Obama responded, “Absolutely."

“I don’t blame the media for that. What’s the famous saying about local news casts, if it bleeds it leads," Obama said. "You show crime stories and you show fires. That’s what folks watch. It’s all about ratings."

"The problems of terrorism and dysfuntion and chaos along with plane crashes, that’s the equivalent when it comes to covering international affairs," he continued. "There is just not going to be a lot of interest in a headline story that we have cut infant mortality, or that extreme poverty has been slashed.”

He added that “climate change is happening at such a broad scale” that it’s “a hard story for the media to tell.”

But he said that terror groups like the Islamic State should be covered.

“It is entirely legitimate for the American people to be deeply concerned when you’ve got a bunch of violent, vicious zealots who behead people or randomly shoot a bunch of folks in a deli in Paris,” Obama said. “We devote enormous resources to that, and it is right and appropriate for us to be vigilant and aggressive in trying to deal with that — the same way a big city mayor’s got to cut the crime rate down if he wants that city to thrive.”

During the domestic policy portion of the interview, when asked about political polarization, Obama blamed gerrymandering, the Senate filibuster and a fragmented news media.

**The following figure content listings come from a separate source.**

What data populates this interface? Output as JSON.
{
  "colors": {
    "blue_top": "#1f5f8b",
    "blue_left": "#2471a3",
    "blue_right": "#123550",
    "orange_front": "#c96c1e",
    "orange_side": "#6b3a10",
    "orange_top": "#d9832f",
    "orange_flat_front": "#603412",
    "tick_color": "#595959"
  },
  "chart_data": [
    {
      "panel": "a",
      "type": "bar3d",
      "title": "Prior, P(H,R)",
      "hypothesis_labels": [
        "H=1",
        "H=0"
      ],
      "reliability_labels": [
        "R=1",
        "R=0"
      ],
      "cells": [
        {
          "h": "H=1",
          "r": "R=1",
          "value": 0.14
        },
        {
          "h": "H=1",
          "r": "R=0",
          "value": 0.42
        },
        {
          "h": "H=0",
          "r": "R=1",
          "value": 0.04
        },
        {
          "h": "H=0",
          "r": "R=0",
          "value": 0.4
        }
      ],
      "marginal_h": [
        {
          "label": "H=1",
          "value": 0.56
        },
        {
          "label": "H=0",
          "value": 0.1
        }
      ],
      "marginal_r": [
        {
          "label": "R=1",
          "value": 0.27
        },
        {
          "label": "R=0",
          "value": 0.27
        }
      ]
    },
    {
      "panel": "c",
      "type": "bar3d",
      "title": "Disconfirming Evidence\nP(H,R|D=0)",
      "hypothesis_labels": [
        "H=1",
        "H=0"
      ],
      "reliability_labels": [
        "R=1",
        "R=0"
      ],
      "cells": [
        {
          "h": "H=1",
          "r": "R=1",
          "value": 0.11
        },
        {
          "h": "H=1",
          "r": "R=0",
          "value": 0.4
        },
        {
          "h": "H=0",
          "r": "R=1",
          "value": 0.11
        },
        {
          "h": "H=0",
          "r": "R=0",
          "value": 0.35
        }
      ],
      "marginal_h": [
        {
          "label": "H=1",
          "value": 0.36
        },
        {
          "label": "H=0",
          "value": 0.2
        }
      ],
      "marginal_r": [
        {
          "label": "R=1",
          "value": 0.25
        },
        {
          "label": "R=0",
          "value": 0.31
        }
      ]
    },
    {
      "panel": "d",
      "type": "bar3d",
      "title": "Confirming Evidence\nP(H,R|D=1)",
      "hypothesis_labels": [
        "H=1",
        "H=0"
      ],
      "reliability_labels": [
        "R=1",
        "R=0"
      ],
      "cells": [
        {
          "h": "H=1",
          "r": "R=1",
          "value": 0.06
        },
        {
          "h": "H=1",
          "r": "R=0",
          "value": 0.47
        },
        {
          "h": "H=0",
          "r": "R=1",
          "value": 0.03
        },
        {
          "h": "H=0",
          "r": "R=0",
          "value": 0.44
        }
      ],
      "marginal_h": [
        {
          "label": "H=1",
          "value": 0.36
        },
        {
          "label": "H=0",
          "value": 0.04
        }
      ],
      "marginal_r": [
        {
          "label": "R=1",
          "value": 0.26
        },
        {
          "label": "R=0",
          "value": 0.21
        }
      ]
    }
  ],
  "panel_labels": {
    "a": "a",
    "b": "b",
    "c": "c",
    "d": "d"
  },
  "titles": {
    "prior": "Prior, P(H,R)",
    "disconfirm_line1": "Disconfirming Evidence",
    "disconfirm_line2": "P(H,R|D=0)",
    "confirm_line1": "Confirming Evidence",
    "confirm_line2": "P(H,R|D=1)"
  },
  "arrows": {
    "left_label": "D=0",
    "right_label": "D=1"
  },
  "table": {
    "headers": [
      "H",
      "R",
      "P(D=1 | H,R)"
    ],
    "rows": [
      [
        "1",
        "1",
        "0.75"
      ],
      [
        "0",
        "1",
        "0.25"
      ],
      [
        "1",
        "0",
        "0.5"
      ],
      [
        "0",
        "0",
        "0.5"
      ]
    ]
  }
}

“The balkanization of the media means that we just don't have a common place where we get common facts and a common worldview the way we did 20, 30 years ago, and that just keeps on accelerating, you know, and I'm not the first to observe this,” Obama said. “You've got the Fox News/Rush Limbaugh folks and then you've got the MSNBC folks and the — I don't know where Vox falls into that, but you guys are, I guess, for the brainiac-nerd types. But the point is that technology which brings the world to us also allows us to narrow our point of view. That's contributed to it.”